3) Is the area/space underneath the seat considered part of the occupant compartment airspace?
Yes, we would consider this area to be part of the occupant compartment airspace, because it normally contains refreshable air.
4) Are components within that space required to meet FMVSS302?
If they are components listed in S4.1, or if they are within 13 mm of a surface of and incorporated into such components, they would be subject to FMVSS No. 302.
Delphis Interior Electronics and Switch Components
Your letter also described certain Delphi electronics and switches that are exposed to the occupant compartment airspace. You stated that they are not specifically called out in Section 4.1 and are not designed to absorb energy on contact by occupants in the event of a crash.

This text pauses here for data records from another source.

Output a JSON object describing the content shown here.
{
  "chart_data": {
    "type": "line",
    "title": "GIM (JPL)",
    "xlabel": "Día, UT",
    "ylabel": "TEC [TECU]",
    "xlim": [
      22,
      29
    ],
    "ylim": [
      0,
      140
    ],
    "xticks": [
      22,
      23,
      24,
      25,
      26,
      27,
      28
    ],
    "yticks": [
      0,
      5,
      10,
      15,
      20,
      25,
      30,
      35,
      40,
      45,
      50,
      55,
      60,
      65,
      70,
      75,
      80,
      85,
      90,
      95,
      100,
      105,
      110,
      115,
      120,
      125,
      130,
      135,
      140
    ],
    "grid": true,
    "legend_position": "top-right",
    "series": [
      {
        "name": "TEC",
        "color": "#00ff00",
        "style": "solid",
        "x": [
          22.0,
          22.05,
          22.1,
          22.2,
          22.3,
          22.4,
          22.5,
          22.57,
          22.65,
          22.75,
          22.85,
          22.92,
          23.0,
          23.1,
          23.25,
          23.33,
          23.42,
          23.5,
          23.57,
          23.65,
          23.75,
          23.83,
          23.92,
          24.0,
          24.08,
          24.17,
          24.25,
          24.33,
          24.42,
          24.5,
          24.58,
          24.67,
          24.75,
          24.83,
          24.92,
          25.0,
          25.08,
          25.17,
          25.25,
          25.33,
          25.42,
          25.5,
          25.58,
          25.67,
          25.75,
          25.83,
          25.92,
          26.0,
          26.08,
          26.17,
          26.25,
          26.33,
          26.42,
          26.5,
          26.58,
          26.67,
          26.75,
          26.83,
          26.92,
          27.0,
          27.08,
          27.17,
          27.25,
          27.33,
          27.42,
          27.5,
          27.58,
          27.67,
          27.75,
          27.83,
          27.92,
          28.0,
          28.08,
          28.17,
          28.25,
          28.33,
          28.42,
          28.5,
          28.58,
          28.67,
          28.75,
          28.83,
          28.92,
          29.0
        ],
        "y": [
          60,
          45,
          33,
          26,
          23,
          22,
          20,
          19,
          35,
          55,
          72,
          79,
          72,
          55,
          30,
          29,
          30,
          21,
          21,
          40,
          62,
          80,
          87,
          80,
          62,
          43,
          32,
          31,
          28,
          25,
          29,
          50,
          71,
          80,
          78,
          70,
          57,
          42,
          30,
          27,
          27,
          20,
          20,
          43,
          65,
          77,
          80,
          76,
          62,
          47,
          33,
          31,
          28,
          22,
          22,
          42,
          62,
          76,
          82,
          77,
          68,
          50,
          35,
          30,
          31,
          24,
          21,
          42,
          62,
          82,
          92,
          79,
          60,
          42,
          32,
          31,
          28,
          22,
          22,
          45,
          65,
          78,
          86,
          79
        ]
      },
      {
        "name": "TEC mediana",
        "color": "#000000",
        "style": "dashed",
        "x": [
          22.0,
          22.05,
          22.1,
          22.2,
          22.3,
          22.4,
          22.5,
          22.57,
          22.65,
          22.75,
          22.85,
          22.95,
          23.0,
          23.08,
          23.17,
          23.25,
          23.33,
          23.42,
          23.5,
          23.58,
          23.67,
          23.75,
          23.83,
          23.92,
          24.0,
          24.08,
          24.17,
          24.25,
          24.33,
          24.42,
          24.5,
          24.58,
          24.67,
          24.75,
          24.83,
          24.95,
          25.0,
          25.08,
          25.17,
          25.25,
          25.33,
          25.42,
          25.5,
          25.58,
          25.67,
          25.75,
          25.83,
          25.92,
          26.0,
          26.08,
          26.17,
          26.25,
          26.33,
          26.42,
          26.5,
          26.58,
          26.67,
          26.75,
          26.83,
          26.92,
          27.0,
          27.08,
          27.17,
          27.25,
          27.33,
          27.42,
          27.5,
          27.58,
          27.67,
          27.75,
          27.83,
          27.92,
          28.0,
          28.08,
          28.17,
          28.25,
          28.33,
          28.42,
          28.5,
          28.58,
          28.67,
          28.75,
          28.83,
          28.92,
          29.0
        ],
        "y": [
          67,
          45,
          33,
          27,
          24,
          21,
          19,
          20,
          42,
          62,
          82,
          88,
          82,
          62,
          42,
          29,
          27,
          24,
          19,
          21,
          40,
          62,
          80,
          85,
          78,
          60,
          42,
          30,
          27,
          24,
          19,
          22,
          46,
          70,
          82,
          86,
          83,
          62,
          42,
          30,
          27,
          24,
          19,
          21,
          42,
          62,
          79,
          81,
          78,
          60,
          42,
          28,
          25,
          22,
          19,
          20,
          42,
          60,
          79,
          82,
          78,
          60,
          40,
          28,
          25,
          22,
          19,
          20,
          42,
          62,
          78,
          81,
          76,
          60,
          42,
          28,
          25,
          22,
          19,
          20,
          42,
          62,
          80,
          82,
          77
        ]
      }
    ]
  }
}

You asked that we confirm that these types of electronics and switches are excluded from the FMVSS302 requirement. As discussed below, some of these electronics and switches would be subject to the standard.
1) Interior display monitors
The picture included with your letter for this question shows the interior of a vehicle from the rear, looking toward the front. Interior display monitors are depicted installed in the front dash, in both head restraints for the front seats, and in the vehicle ceiling (a drop- or fold-down monitor). As discussed above, if the monitor is within 13 millimeters of and incorporated into a listed component, we would consider it subject to FMVSS No. 302s flammability requirements. Head restraints and the front dash are components subject to the standard. Based on your picture, it would therefore appear that display monitors embedded in head restraints and the front dash are subject to the flammability requirements, but drop-down monitors or those installed in the ceiling would not be.
2) Door trim mounted switches
The picture included for this question shows what appears to be the front drivers side door viewed from inside the vehicle, and depicts the door trim with embedded door release handle and various mounted switches. We would consider the switches to be incorporated into the door trim; therefore, if they are within 13 mm of the door trim surface, which they appear to be, we would consider them subject to the flammability requirements.
3) Steering wheel mounted switches
The picture included for this question shows a close-up view of the front surface of a steering wheel, and depicts several switches embedded in the center panel of the steering wheel, close to the outer curved section. Because a steering wheel is designed to include padding elements that absorb energy in the event of a crash, we would consider switches mounted in it to be subject to FMVSS No. 302s flammability requirements.